Automated Research
Abstract
Leveraging computational intelligence to hyper-accelerate scientific discovery
Description
No field has more raw transformation potential through AI than the hard sciences. The scale of complexity within protein development, chemical synthesis, and novel modality creation was previously thought to be almost impossibly intricate but will soon be fully captured within a single model. There’s a certain romance in the idea of the toiling researcher, painstakingly seeking truth through relentless trial and error, but it’s increasingly plausible that such manual efforts will soon be considered so wildly analog that they’re almost artisan. The sheer size of the scientific literature available today and the exponential growth rate of publications has created a corpus that is objectively impossible for any human mind to process in a lifetime, but extremely tractable for LLM
This is not a novel idea. Years of breakthroughs Alphafold (1-3), GNoME, PaperQA, BioNeMo, and the countless number of lesser known startups have continued to push the frontier across a spectrum of fields.
What is novel today, however, is AI’s ability to reason and analyze its own work. The ability to generate hypotheses and auto-test for viability, at least at a preliminary level, presents a true inflection point that answers why now is different. The combination of massively expanding computational infrastructure and a series of reasoning-based algorithmic advancements (test-time training, mixture of experts, self-play, chain-of-thought) makes the why now (IMO) quite clear. I hold no specific view on superior architecture, and frankly, I would question any rigid dogma here given the pace of change.

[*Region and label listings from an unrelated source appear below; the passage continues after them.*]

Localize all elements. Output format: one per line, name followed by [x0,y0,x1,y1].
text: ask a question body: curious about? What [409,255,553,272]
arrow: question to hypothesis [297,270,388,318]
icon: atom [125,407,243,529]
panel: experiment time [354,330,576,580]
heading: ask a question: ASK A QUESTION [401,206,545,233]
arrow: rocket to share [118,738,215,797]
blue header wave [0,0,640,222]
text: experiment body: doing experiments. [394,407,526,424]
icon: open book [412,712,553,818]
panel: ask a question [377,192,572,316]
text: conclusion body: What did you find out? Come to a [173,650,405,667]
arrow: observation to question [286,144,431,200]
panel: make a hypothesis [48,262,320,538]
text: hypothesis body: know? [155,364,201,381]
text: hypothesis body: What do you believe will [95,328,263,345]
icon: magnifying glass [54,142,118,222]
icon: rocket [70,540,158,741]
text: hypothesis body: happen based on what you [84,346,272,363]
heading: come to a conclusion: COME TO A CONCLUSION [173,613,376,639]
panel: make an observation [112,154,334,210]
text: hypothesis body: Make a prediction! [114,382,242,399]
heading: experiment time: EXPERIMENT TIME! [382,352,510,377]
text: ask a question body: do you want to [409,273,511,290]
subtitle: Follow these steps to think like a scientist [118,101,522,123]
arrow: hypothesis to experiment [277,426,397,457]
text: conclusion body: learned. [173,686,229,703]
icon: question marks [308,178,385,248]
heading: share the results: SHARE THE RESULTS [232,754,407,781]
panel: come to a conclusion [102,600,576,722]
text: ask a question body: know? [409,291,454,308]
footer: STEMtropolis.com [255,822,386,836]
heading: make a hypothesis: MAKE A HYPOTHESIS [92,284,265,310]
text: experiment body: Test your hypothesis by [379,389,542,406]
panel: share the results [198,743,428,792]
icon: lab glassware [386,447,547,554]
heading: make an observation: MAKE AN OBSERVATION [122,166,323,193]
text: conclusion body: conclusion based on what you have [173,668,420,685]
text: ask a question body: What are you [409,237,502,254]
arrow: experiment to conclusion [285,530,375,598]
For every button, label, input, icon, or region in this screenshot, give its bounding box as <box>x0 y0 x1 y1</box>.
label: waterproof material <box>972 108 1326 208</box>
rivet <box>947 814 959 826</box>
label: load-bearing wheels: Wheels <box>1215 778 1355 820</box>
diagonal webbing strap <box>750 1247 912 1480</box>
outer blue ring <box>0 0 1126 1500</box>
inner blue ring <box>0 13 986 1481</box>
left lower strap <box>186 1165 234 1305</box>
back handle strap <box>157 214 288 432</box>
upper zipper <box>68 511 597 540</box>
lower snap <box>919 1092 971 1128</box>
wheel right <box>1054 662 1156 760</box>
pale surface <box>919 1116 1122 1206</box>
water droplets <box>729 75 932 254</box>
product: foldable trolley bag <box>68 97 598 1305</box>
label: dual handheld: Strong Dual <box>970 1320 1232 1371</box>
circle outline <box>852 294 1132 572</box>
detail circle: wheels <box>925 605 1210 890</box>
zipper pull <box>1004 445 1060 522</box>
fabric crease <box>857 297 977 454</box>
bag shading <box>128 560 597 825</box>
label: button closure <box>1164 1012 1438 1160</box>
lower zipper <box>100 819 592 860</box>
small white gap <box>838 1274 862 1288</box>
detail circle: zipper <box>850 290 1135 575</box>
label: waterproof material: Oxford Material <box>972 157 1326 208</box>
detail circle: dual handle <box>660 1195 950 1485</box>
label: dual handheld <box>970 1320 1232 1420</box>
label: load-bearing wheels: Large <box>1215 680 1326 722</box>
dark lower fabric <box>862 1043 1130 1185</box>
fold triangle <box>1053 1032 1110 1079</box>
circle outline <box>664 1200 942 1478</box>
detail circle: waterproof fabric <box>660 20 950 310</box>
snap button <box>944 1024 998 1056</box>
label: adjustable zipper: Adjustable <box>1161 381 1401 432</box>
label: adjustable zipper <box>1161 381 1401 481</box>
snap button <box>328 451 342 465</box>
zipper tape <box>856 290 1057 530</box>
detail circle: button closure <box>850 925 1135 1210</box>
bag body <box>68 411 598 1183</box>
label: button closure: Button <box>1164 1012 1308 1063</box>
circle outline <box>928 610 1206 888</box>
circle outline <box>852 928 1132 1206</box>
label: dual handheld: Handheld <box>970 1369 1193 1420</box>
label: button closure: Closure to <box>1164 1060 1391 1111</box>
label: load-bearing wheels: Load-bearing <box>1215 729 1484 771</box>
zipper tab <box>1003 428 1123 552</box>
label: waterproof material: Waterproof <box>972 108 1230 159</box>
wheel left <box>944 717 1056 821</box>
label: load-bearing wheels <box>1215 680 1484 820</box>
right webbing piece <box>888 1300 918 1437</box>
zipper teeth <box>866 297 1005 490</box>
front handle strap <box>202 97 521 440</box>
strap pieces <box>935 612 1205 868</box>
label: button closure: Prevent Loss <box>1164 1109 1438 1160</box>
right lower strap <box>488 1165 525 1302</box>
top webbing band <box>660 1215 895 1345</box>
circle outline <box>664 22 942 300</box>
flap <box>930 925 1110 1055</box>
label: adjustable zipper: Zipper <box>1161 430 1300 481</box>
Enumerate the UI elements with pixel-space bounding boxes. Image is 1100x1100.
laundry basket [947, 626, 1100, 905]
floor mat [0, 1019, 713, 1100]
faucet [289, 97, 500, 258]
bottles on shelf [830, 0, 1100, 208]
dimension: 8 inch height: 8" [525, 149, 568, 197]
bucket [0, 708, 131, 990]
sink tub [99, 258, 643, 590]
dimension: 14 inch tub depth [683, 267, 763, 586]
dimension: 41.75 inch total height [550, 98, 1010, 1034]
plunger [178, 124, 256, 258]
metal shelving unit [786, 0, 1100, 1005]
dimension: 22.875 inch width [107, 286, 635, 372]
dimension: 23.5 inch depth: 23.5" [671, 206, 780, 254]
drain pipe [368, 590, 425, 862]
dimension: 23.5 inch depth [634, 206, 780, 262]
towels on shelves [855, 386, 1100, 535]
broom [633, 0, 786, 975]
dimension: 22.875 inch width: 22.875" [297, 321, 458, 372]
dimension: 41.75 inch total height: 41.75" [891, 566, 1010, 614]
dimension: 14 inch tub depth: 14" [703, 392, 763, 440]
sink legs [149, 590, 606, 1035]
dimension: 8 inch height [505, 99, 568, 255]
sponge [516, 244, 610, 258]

By freeing ourselves from our biological limits and cognitive clock speeds, there’s no telling what comes next. I’m personally quite interested in industrial applications (aero/space composites, agricultural coatings, synthetic Earth metals) and therapeutic enablers (peptides, LNPs / AAVs, etc.).
Working Thoughts
To critique my own work, this risks being a VC narrative remix of the previously hot field of AI drug discovery. There was (still is) a generation of startup founders who pitched a similarly sounding premise of expanding the search space. The modality, target, or disease may change, but everything I’ve written above could have plausibly been said by any number of those companies. Where so many failed is in navigating the value creation/capture tradeoff. There is a graveyard full of founders and techbio investors who learned the hard way that pharmas don’t give a shit about a novel asset without efficacy.
There is something intuitively attractive about investing against a narrative that is inherently immune to the embedded fears of joblessness and human replacement. In so many verticals, the core value proposition is productivity and efficiency (i.e. cost reduction). With the scientific domains, however, the unlock is knowledge generation and [medicine / material / chemical] acceleration. There’s also the reality that you can’t easily train up new human experts, so throughput is really what is on offer.